Date/Time

Date(s) - 06/01/2022
4:30 pm - 5:30 pm

Please use this zoom link for the event.

 

Please join us for a UW Data Science Seminar event on Wednesday, June 1st from 4:30 to 5:30 p.m. PDT. The seminar will feature Priya L. Donti, PhD Candidate in Computer Science and Public Policy at Carnegie Mellon University, and co-founder and chair of Climate Change AI.

This talk is co-sponsored by the Environmental Impacts of Data Science Special Interest Group at the eScience Institute. The event will be held in the UW Physics and Astronomy Auditorium (PAA 118)

“Tackling Climate Change with Machine Learning”
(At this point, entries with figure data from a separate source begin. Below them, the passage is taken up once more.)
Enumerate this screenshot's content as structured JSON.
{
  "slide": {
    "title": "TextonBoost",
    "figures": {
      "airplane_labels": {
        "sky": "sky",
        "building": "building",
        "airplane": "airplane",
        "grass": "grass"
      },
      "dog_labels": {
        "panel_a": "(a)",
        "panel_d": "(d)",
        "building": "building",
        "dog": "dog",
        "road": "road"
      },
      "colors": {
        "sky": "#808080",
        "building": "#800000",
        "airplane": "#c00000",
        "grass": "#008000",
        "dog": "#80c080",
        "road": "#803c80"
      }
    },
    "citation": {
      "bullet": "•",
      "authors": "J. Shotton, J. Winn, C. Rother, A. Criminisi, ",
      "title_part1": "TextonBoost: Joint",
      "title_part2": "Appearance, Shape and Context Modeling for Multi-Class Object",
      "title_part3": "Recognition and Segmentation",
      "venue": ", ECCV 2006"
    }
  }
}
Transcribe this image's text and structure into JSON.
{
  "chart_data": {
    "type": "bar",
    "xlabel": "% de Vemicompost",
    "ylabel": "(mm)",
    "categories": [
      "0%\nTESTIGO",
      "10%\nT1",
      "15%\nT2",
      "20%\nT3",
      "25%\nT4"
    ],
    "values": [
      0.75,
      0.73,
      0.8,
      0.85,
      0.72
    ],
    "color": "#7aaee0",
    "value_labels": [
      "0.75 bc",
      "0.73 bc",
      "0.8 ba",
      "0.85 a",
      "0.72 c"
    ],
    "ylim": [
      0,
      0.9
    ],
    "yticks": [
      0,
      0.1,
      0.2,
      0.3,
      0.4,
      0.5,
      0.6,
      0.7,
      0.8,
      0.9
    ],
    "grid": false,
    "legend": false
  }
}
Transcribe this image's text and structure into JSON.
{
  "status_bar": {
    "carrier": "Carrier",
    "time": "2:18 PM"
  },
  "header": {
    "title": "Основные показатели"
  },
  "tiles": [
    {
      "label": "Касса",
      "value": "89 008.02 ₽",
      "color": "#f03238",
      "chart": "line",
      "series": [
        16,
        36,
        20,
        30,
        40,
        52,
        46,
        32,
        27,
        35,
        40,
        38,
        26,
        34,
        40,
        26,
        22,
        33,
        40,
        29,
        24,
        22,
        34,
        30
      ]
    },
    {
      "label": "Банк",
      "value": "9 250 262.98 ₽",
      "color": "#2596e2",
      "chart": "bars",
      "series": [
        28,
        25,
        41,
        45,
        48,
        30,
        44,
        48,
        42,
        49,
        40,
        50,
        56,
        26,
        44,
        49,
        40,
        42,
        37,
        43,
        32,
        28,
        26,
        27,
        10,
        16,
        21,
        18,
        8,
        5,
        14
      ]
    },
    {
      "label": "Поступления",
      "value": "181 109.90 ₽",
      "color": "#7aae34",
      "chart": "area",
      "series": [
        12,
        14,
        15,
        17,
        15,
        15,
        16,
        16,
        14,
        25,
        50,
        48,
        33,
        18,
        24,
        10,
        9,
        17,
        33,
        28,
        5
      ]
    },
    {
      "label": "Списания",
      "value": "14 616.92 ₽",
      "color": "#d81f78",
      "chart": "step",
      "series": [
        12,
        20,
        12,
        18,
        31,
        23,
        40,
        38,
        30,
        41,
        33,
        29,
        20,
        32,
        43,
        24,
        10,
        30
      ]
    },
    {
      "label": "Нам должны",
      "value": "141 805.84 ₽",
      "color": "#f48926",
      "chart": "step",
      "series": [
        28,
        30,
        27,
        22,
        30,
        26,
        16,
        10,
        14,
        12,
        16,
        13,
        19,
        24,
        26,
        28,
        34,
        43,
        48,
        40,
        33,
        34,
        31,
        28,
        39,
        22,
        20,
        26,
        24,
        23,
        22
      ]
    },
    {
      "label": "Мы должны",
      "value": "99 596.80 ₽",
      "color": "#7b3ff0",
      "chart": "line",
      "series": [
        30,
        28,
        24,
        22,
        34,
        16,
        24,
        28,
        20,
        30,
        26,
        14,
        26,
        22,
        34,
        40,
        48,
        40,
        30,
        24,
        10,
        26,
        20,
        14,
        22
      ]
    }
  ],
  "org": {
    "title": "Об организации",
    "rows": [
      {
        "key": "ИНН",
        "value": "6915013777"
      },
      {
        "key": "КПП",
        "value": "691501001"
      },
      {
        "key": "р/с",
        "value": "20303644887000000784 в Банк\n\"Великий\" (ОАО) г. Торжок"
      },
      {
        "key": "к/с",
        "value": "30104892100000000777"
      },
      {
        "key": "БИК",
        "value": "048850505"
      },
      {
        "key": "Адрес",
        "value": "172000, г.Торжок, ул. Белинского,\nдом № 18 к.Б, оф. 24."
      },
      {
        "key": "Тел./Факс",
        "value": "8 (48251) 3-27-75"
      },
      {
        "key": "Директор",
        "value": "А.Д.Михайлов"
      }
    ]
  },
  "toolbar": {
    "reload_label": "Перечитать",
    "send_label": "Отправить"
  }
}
Abstract: Climate change is one of the greatest challenges that society faces today, requiring rapid action from all corners. In this talk, I will describe how machine learning can be a potentially powerful tool for addressing climate change, when applied in coordination with policy, engineering, and other areas of action. From energy to agriculture to disaster response, I will describe high impact problems where machine learning can help through avenues such as distilling decision-relevant information, optimizing complex systems, and accelerating scientific experimentation. I will then dive into some of my own work in this area, which merges data-driven approaches with physical knowledge to facilitate the transition to low-carbon electric power grids.

Biography: Priya Donti is a Ph.D. Candidate in Computer Science and Public Policy at Carnegie Mellon University. She is also a co-founder and chair of Climate Change AI, an initiative to catalyze impactful work in climate change and machine learning. Her work focuses on machine learning for forecasting, optimization, and control in high-renewables power grids. Specifically, her research explores methods to incorporate the physics and hard constraints associated with electric power systems into deep learning models. Priya is a member of the MIT Technology Review’s 2021 list of “35 Innovators Under 35,” and is a recipient of the Siebel Scholarship, the U.S. Department of Energy Computational Science Graduate Fellowship, and best paper awards at ICML (honorable mention), ACM e-Energy (runner-up), PECI, the Duke Energy Data Analytics Symposium, and the NeurIPS workshop on AI for Social Good.

The UW Data Science Seminar is an annual lecture series at the University of Washington that hosts scholars working across applied areas of data science, such as the sciences, engineering, humanities and arts along with methodological areas in data science, such as computer science, applied math and statistics. Our presenters come from all domain fields and include occasional external speakers from regional partners, governmental agencies and industry.

The 2021-2022 seminars will be both in-person and virtual, and are free and open to the public.